The New York Post’s Andrew Marchand cranks up speculation that former Mets P Al Leiter might return to the club next season as one of their TV mouthpieces. Much the way the New York Knicks can never have too many guards, it would appears as though the Mets have a similar philosophy when it comes to color commentators. Fran Healy, obstensibly a play by play man, provides no useful function besides influencing and informing future Fred Willard performances. When the Mets elect to team the Franatic with Keith Hernandez and Tom Seaver, as they did this past Monday afternoon when New York visited DC, turning the volume down to zero isn’t far enough.

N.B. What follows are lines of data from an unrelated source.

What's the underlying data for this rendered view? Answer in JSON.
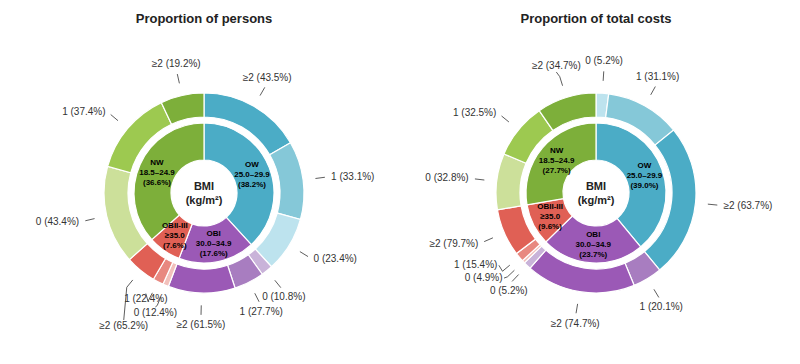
{
  "chart_data": [
    {
      "type": "pie",
      "title": "Proportion of persons",
      "center_label": "BMI\n(kg/m²)",
      "inner": {
        "labels": [
          "OW\n25.0–29.9\n(38.2%)",
          "OBI\n30.0–34.9\n(17.6%)",
          "OBII-III\n≥35.0\n(7.6%)",
          "NW\n18.5–24.9\n(36.6%)"
        ],
        "values": [
          38.2,
          17.6,
          7.6,
          36.6
        ],
        "colors": [
          "#4BACC6",
          "#9B59B6",
          "#E06055",
          "#7DAF3A"
        ]
      },
      "outer": [
        {
          "labels": [
            "≥2 (43.5%)",
            "1 (33.1%)",
            "0 (23.4%)"
          ],
          "values": [
            43.5,
            33.1,
            23.4
          ],
          "colors": [
            "#4BACC6",
            "#85C8D8",
            "#BDE3EE"
          ]
        },
        {
          "labels": [
            "0 (10.8%)",
            "1 (27.7%)",
            "≥2 (61.5%)"
          ],
          "values": [
            10.8,
            27.7,
            61.5
          ],
          "colors": [
            "#C9B3D9",
            "#A87DC0",
            "#9B59B6"
          ]
        },
        {
          "labels": [
            "0 (12.4%)",
            "1 (22.4%)",
            "≥2 (65.2%)"
          ],
          "values": [
            12.4,
            22.4,
            65.2
          ],
          "colors": [
            "#F2C0BB",
            "#E88880",
            "#E06055"
          ]
        },
        {
          "labels": [
            "0 (43.4%)",
            "1 (37.4%)",
            "≥2 (19.2%)"
          ],
          "values": [
            43.4,
            37.4,
            19.2
          ],
          "colors": [
            "#CCE09A",
            "#9DC950",
            "#7DAF3A"
          ]
        }
      ]
    },
    {
      "type": "pie",
      "title": "Proportion of total costs",
      "center_label": "BMI\n(kg/m²)",
      "inner": {
        "labels": [
          "OW\n25.0–29.9\n(39.0%)",
          "OBI\n30.0–34.9\n(23.7%)",
          "OBII-III\n≥35.0\n(9.6%)",
          "NW\n18.5–24.9\n(27.7%)"
        ],
        "values": [
          39.0,
          23.7,
          9.6,
          27.7
        ],
        "colors": [
          "#4BACC6",
          "#9B59B6",
          "#E06055",
          "#7DAF3A"
        ]
      },
      "outer": [
        {
          "labels": [
            "0 (5.2%)",
            "1 (31.1%)",
            "≥2 (63.7%)"
          ],
          "values": [
            5.2,
            31.1,
            63.7
          ],
          "colors": [
            "#BDE3EE",
            "#85C8D8",
            "#4BACC6"
          ]
        },
        {
          "labels": [
            "1 (20.1%)",
            "≥2 (74.7%)",
            "0 (5.2%)"
          ],
          "values": [
            20.1,
            74.7,
            5.2
          ],
          "colors": [
            "#A87DC0",
            "#9B59B6",
            "#C9B3D9"
          ]
        },
        {
          "labels": [
            "0 (4.9%)",
            "1 (15.4%)",
            "≥2 (79.7%)"
          ],
          "values": [
            4.9,
            15.4,
            79.7
          ],
          "colors": [
            "#F2C0BB",
            "#E88880",
            "#E06055"
          ]
        },
        {
          "labels": [
            "0 (32.8%)",
            "1 (32.5%)",
            "≥2 (34.7%)"
          ],
          "values": [
            32.8,
            32.5,
            34.7
          ],
          "colors": [
            "#CCE09A",
            "#9DC950",
            "#7DAF3A"
          ]
        }
      ]
    }
  ]
}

I thought Leiter did a pretty good job in his previous turns in the booth during the playoffs last year. He’s pretty knowledgeable, fairly articulate and, for the time being, manages to keep quiet about his thoughts on the punitive nature of a progressive income tax and the moral quicksand of reproductive rights. Pair him with Al Michaels — who managed to get a few digs in at John Kerry on Monday Night Football last year — and it’d be nasty. But up against the bedrock progressivism of Seaver — a central valley agrarian populist from the old school — and Keith Hernandez’s pragmatic New Democratic approach, and we the viewing public should be fine.
I do kind of wonder why the Mets insist on using Healy as a play-by-play guy, though. Sure, play Marlon Anderson at first base, but don’t impose The F-Job on us as our primary source of audio information. This is New York, not Fernwood, and I’m not having that.
I’m not going to be able to do this story justice, but a friend of mine who worked for a few years in the Marlins organization related a story from spring training:
Local radio guy is asking AJ Burnett about how great Al Leiter’s influence will be on him, how much he’ll learn, etc. Burnett, who’s from Arkansas, nods along with the question, then replies: ‘Yeah, yeah, it’ll be great, I’ve already learned so much. Al’s just like Bill Clinton–everything he says, you believe.”
The reporter finds Leiter a few hours later, tells him there’s something he’d like him to hear. “Al’s just like Bill Clinton.” Leiter flies into a rage: “You liberal! You set him up! Don’t you dare use that on the air! You fucking liberal!”
But apparently it was basically a friendly performance, and the story ended there.